Just do a 3-cycle of edges after corner solve.


----------



## Toad (Mar 3, 2010)

deadalnix said:


> Just do a 3-cycle of edges after corner solve.



Which edges and how...?

Sorry I just can't get this to make any sense in my head :confused:


----------



## Neo63 (Mar 3, 2010)

Eric Limeback‘s tutorial said something about using R perm as parity alg, not sure if this is what you’re talking about…


----------



## Toad (Mar 3, 2010)

Neo63 said:


> Eric Limeback‘s tutorial said something about using R perm as parity alg, not sure if this is what you’re talking about…



Thanks but I think that's just for Old Pochmann...


----------



## dannyz0r (Mar 3, 2010)

Eric's tutorial is M2 edges and Pochmann corners so...


----------



## Toad (Mar 3, 2010)

dannyz0r said:


> Eric's tutorial is M2 edges and Pochmann corners so...



That's what I thought... Maybe you just do an R Perm to fix the edges then at the end of the solve fix the last two edges and corners and the M slice...?


----------



## ShadenSmith (Mar 3, 2010)

M' F2 M' F2 --- fixes middle layer and swaps UF and UB.


----------



## Sakarie (Mar 4, 2010)

randomtoad said:


> I've pretty much finished learning all the cases for M2 method using pairs, learnt from here.
> 
> Using this method you don't have to worry about the position of the M-Slice when solving UF and DB edges which I like a lot about it.
> 
> ...



I've been in the exact same situation, and this is what I did.

Every time I noticed that I had an odd number of corners, I knew I had parity.
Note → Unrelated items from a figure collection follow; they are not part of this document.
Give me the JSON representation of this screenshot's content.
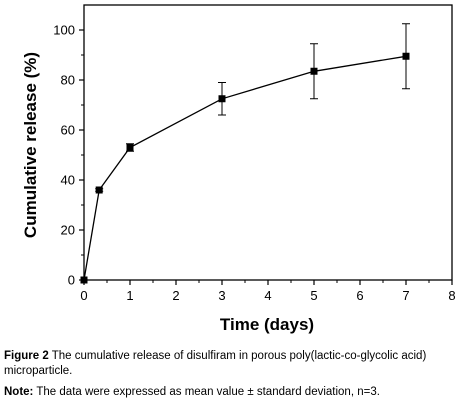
{
  "chart_data": {
    "type": "line",
    "xlabel": "Time (days)",
    "ylabel": "Cumulative release (%)",
    "xlim": [
      0,
      8
    ],
    "ylim": [
      0,
      110
    ],
    "xticks": [
      0,
      1,
      2,
      3,
      4,
      5,
      6,
      7,
      8
    ],
    "yticks": [
      0,
      20,
      40,
      60,
      80,
      100
    ],
    "grid": false,
    "series": [
      {
        "x": [
          0,
          0.33,
          1,
          3,
          5,
          7
        ],
        "y": [
          0,
          36,
          53,
          72.5,
          83.5,
          89.5
        ],
        "error": [
          0,
          0.5,
          1.5,
          6.5,
          11,
          13
        ]
      }
    ],
    "marker": "square",
    "color": "#000000"
  },
  "caption": {
    "label": "Figure 2",
    "text": "The cumulative release of disulfiram in porous poly(lactic-co-glycolic acid) microparticle.",
    "note_label": "Note:",
    "note_text": "The data were expressed as mean value ± standard deviation, n=3."
  }
}
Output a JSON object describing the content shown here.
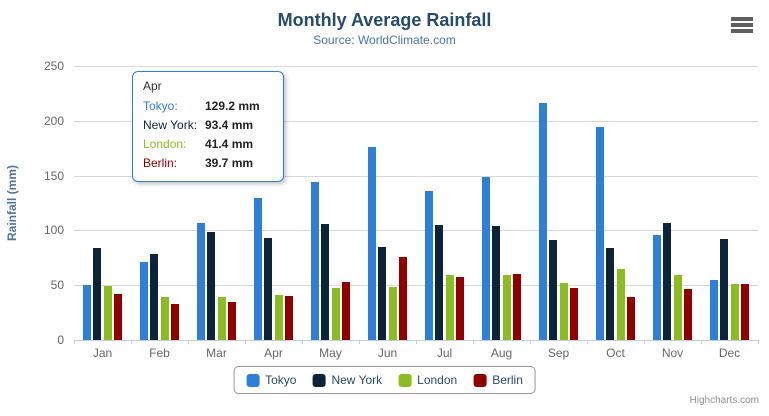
{
  "header": {
    "title": "Monthly Average Rainfall",
    "subtitle": "Source: WorldClimate.com"
  },
  "chart_data": {
    "type": "bar",
    "title": "Monthly Average Rainfall",
    "subtitle": "Source: WorldClimate.com",
    "categories": [
      "Jan",
      "Feb",
      "Mar",
      "Apr",
      "May",
      "Jun",
      "Jul",
      "Aug",
      "Sep",
      "Oct",
      "Nov",
      "Dec"
    ],
    "series": [
      {
        "name": "Tokyo",
        "color": "#2f7ed8",
        "values": [
          49.9,
          71.5,
          106.4,
          129.2,
          144.0,
          176.0,
          135.6,
          148.5,
          216.4,
          194.1,
          95.6,
          54.4
        ]
      },
      {
        "name": "New York",
        "color": "#0d233a",
        "values": [
          83.6,
          78.8,
          98.5,
          93.4,
          106.0,
          84.5,
          105.0,
          104.3,
          91.2,
          83.5,
          106.6,
          92.3
        ]
      },
      {
        "name": "London",
        "color": "#8bbc21",
        "values": [
          48.9,
          38.8,
          39.3,
          41.4,
          47.0,
          48.3,
          59.0,
          59.6,
          52.4,
          65.2,
          59.3,
          51.2
        ]
      },
      {
        "name": "Berlin",
        "color": "#910000",
        "values": [
          42.4,
          33.2,
          34.5,
          39.7,
          52.6,
          75.5,
          57.4,
          60.4,
          47.6,
          39.1,
          46.8,
          51.1
        ]
      }
    ],
    "xlabel": "",
    "ylabel": "Rainfall (mm)",
    "ylim": [
      0,
      250
    ],
    "y_ticks": [
      0,
      50,
      100,
      150,
      200,
      250
    ],
    "grid": true,
    "legend_position": "bottom-center"
  },
  "y_axis": {
    "title": "Rainfall (mm)"
  },
  "tooltip": {
    "category": "Apr",
    "rows": [
      {
        "label": "Tokyo:",
        "value": "129.2 mm",
        "color": "#2f7ed8"
      },
      {
        "label": "New York:",
        "value": "93.4 mm",
        "color": "#0d233a"
      },
      {
        "label": "London:",
        "value": "41.4 mm",
        "color": "#8bbc21"
      },
      {
        "label": "Berlin:",
        "value": "39.7 mm",
        "color": "#910000"
      }
    ],
    "border_color": "#2f7ed8"
  },
  "legend": {
    "items": [
      {
        "label": "Tokyo",
        "color": "#2f7ed8"
      },
      {
        "label": "New York",
        "color": "#0d233a"
      },
      {
        "label": "London",
        "color": "#8bbc21"
      },
      {
        "label": "Berlin",
        "color": "#910000"
      }
    ]
  },
  "credits": {
    "label": "Highcharts.com"
  },
  "colors": {
    "grid": "#d8d8d8",
    "axis_line": "#c0d0e0",
    "tick_label": "#666666",
    "title": "#274b6d",
    "subtitle": "#4d759e"
  }
}
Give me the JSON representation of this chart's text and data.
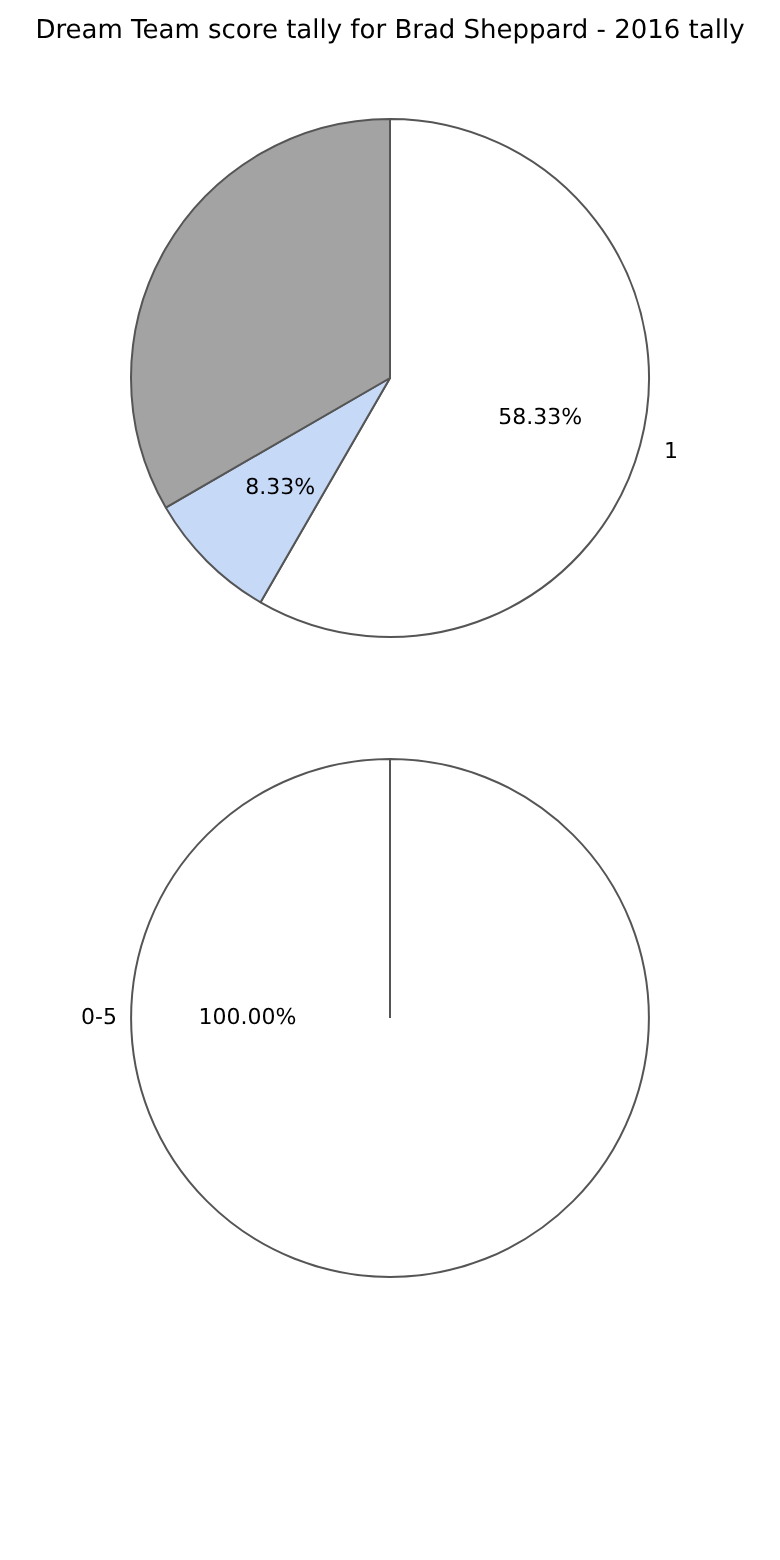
{
  "chart_data": [
    {
      "type": "pie",
      "title": "Dream Team score tally for Brad Sheppard - 2016 tally",
      "categories": [
        "1",
        null,
        null
      ],
      "values": [
        58.33,
        8.33,
        33.34
      ],
      "colors": [
        "#ffffff",
        "#c6d9f7",
        "#a3a3a4"
      ],
      "value_labels": [
        "58.33%",
        "8.33%",
        null
      ]
    },
    {
      "type": "pie",
      "categories": [
        "0-5"
      ],
      "values": [
        100
      ],
      "colors": [
        "#ffffff"
      ],
      "value_labels": [
        "100.00%"
      ]
    }
  ]
}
Then I always memoed UB as the first piece to shoot to. 

That meant that I started with a M2, and then started to do my ordinary memo, that now had to be an even number of pieces.

This meant that every piece were exactly where it should be! the UB and DF-piece is att their right place, but UF and DB are at their wrong place, which is what I did memorize

"Oh, one more extra piece to memorize sucks!" No it doesn't since, you don't have to remember it, since you know that your memo always start with UB if you have parity.


I don't understand why people keep using that parityalgorithm? D' L2 D M2 D' L2 D must be faster? I guess L'U'LU M2 U'L'UL is faster to.. I was using U'D R' U' R U R U R U' R' D'. 2+2 move setup to U-perm, with 3 move cancellation. Use it if you want, but I'm not saying it's the best, 'cause I don't know.


----------



## rubiknewbie (Mar 6, 2010)

I use Eric's method too.

Solve corners, do R perm, solve edges, do the U'F2UM2U'F2U, then R perm.

You can also do edges first, U'F2UM2U'F2U and solving corners will fix the parity without need for R perm.


----------



## riffz (Mar 7, 2010)

I think the general consensus is watch Eric Limeback's tutorial.


----------



## iRiLLL (Mar 11, 2010)

U2 M' U2 M U2 M2 U2


----------



## riffz (Mar 11, 2010)

iRiLLL said:


> U2 M' U2 M U2 M2 U2



This setup algorithm is pretty fast but my R perm is much faster than my F perm and at a better angle afterward.


----------